4

We have the following optimization problem in tall matrix $X \in\mathbb R^{n \times k}$

$$\begin{array}{ll} \text{minimize} & \mbox{tr}(X^T A X) + \lambda \,\mbox{tr}(X^T B)\\ \text{subject to} & X^T X = I_k\end{array}$$

where $A \in \mathbb R^{n \times n}$ is symmetric and positive semidefinite, $B \in \mathbb R^{n \times k}$ and $n>k$.

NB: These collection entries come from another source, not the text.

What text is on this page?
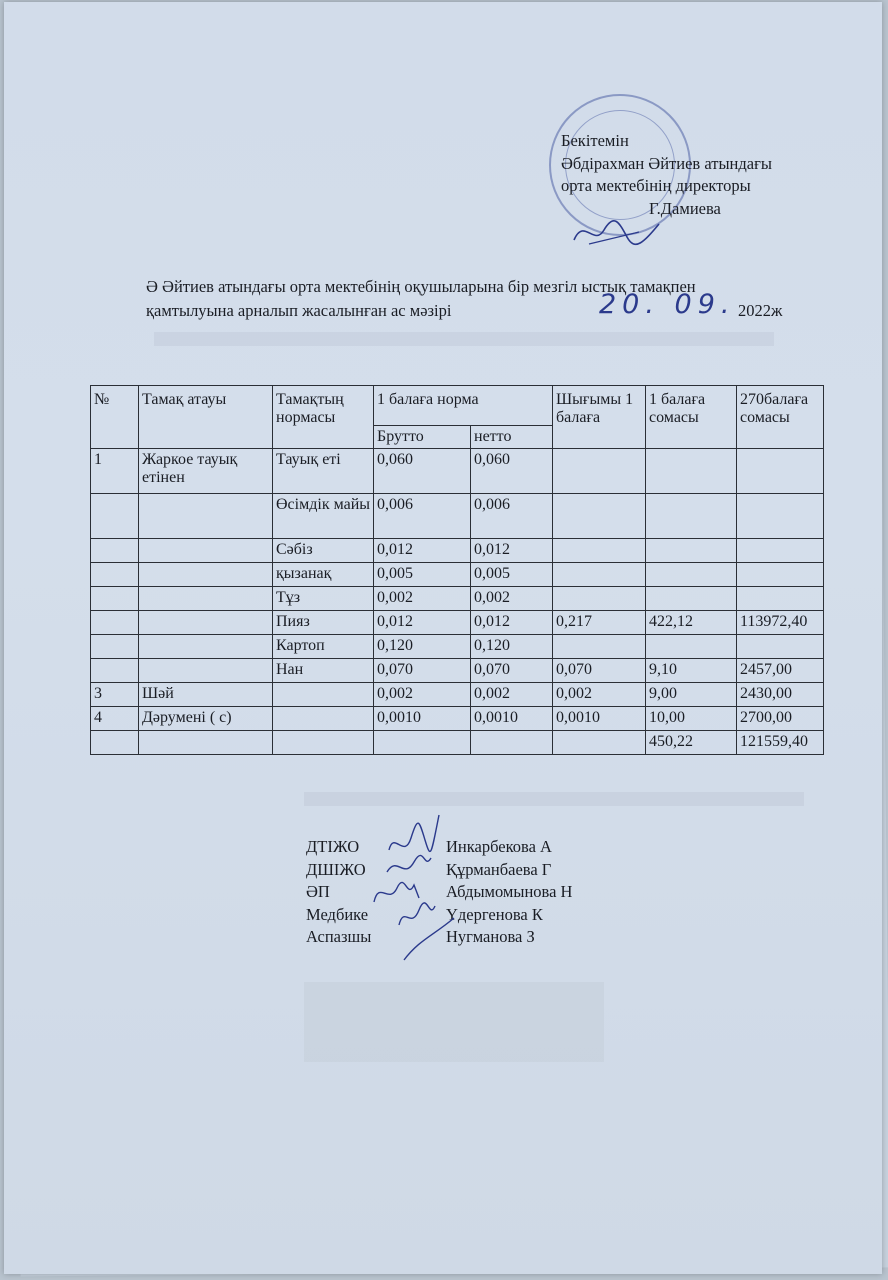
Бекітемін
Әбдірахман Әйтиев атындағы
орта мектебінің директоры
Г.Дамиева
Ә Әйтиев атындағы орта мектебінің оқушыларына бір мезгіл ыстық тамақпен
қамтылуына арналып жасалынған ас мәзірі	20. 09. 2022ж
№	Тамақ атауы	Тамақтың нормасы	1 балаға норма		Шығымы 1 балаға	1 балаға сомасы	270балаға сомасы
			Брутто	нетто			
1	Жаркое тауық етінен	Тауық еті	0,060	0,060			
		Өсімдік майы	0,006	0,006			
		Сәбіз	0,012	0,012			
		қызанақ	0,005	0,005			
		Тұз	0,002	0,002			
		Пияз	0,012	0,012	0,217	422,12	113972,40
		Картоп	0,120	0,120			
		Нан	0,070	0,070	0,070	9,10	2457,00
3	Шәй		0,002	0,002	0,002	9,00	2430,00
4	Дәрумені ( с)		0,0010	0,0010	0,0010	10,00	2700,00
						450,22	121559,40
ДТІЖО	Инкарбекова А
ДШІЖО	Құрманбаева Г
ӘП	Абдымомынова Н
Медбике	Үдергенова К
Аспазшы	Нугманова З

What is the solution? Is there a closed-form solution?

Royi
  • 8,711
E.J.
  • 939

1 Answers1

0

EDIT 1. We assume that $\lambda=1$ (change $B$ with $\lambda B$) and $A$ is only symmetric (the non-negativity has nothing to do here). $M_{n,k}$ denotes the real $n\times k$ matrices.

Let $f:X\in M_{n,k}\rightarrow tr(X^TAX)+ tr(X^TB)$. Since $Z=\{X;X^TX=I_k\}$ is compact, then the minimum of $f$ is reached in a point $X$ s.t. its derivative $Df_X(H)$ is $0$ for every $H$ in the tangent space $T_XZ$ of $Z$.

$\textbf{Proposition}.$ The $X$ that realize the minimum of $f$ are among the finite (generically) set of the solutions of the system (S):

$X^TX=I_k,X^TB=B^TX,(I_n-XX^T)(2AX+B)=0$.

$\textbf{Proof}$.

$Df_X:H\in T_XZ\rightarrow tr(2H^TAX+ H^TB)$.

Now $H\in T_XZ$ iff $H^TX=K$, a skew-symmetric matrix. Since $rank(X)=k$, $X^+=X^T$ and $H^T=KX^T+U(I_n-XX^T)$ where $U\in M_{k,n}$ is arbitrary.

Finally, the condition is: for every skew-symmetric $K$ and for every $U\in M_{k,n}$:

$tr((KX^T+U(I-XX^T))(2AX+ B))=0$. It suffices to consider the following 2 cases.

Case 1. $U=0$. then $X^T(2AX+ B)$ is symmetric, that is $X^TB$ is symmetric (generically, we obtain $k(k-1)/2$ relations).

Case 2. $K=0$. Then $(I-XX^T)(2AX+ B)=0$. $\square$

Of course, there is no closed-form solution.

EDIT 2. ** In order to gain 70% in computing time, we can diagonalize $A$.

Inded $A=PDP^T$ where $P\in O(n)$ and $D$ is diagonal. We put $Y=P^TX$; note that $Y^TY=X^TPP^TX=I_k$. On the other hand, $f(X)=g(Y)=tr(Y^TDY+Y^TP^TB)$.

Thus we may assume that $A$ is diagonal (change $B$ with $P^TB$).

** An example. When $k=3,n=5$, the number of complex solutions $X$ of the system (S) is (in the generic case) $248$, that is (S) admits, on average, $\approx 16$ real solutions that remain to be tested.

EDIT 3. Answer to @Royi . I reduce the problem to solving the matricial algebraic system (S). I tested the method using the Grobner basis theory (under Maple); that works until $n=6$. For larger $n$, you (it's your business) must use numerical methods in order to obtain -at least locally- the solutions. About that, there is a problem:

We fix a large $n$. If $k=1$, then $(S)$ admits (generically) $2n$ complex solutions that is, in average, $\sqrt{2n}$ real solutions. Then, with a good software, we can find and test all these solutions.

Unfortunately, when $k$ increases , the number of solutions of $(S)$ increases dramatically until $k=n-1$; indeed, when $k=n-1$, the number of complex solutions is $2^{2n-2}$, that is, in average, $2^{n-1}$ real solutions, what is associated to an exponential complexity. Therefore, in a first step, we must localize a region (not too large) where the function $f$ reaches its minimum.